It’s a long way from branding cattle and tending sheep on an Idaho farm to running the world’s largest hotel and casino. But to Larry J. Woolf, chairman and chief executive officer of MGM Grand Hotel Inc., the journey was all but predestined. “I can’t imaging anything more fascinating,” he says today. “My whole life, since I was a teenager, had been geared to the gaming business.”
It all started with a Basque shepherd who worked on Woolf’s family’s farm. “He spent all year out tending the sheep. Then when he came in for them to be sheared, he’d take his year’s wages and spend them in Reno. He’d come back and tell me about the city, and I thought that it was very exciting.”
After serving in the Army, Woolf moved to Nevada, starting as a change boy. He spent 11 years at Harrah’s Tahoe and another 11 at Caesars Atlantic City Hotel & Casino and Tahoe Resort, serving as senior VP of operations in Atlantic City and president and chief operating officer in Lake Tahoe before moving to Las Vegas to serve as president and CEO of the MGM Desert Inn from February-December 1991. He joined MGM Grand Hotel Inc. in June 1990.
“My whole career had taken me to a level where my next move should be major,” he says, “and I wanted to be head of the biggest, most fantastic, most ungodly place that’s ever been built in the gaming industry.”

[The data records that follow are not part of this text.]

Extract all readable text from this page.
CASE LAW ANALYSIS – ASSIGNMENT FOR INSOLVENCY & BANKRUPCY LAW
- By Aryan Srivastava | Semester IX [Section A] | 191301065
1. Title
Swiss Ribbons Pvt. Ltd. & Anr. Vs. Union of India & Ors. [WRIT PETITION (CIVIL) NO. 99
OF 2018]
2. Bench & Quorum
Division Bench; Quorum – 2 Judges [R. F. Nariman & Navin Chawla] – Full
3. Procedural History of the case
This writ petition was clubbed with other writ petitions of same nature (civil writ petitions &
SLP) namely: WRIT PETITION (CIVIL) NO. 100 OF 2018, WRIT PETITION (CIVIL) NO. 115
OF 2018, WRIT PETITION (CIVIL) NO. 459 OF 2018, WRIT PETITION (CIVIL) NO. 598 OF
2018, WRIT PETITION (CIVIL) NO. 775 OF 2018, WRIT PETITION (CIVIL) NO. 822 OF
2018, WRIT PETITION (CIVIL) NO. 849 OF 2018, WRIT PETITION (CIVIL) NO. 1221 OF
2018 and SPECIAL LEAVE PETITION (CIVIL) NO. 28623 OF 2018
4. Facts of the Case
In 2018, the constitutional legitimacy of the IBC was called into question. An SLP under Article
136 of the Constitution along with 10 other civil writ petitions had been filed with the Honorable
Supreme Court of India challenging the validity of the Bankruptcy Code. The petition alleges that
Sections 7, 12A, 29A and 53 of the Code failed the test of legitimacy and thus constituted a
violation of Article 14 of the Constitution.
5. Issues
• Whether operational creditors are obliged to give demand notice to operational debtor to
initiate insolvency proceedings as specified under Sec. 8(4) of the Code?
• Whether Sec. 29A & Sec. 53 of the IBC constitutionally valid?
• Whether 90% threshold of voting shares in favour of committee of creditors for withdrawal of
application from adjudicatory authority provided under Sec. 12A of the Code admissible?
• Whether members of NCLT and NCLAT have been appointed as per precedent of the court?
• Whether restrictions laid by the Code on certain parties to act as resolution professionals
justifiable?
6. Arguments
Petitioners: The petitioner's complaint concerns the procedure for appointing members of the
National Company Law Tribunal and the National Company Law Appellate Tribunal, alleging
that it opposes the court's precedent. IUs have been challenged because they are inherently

A vegetarian of 20 years whose cultural heroes include peace activists Leo Tolstoy and Mahatma Gandhi, Woolf has created many innovations in the resort/casino industry. Among them are mandatory drug screening of new employees; the availability of inexpensive medical care, educational facilities and drug, gambling and alcohol counseling for staff; and the implementation of ecology-friendly standards. “I’m in a position where I can effect some long-term meaning other than financial,” he explains, adding that he receives the full support of Kirk Kerkorian, Robert Maxey and other MGM Grand management in his efforts.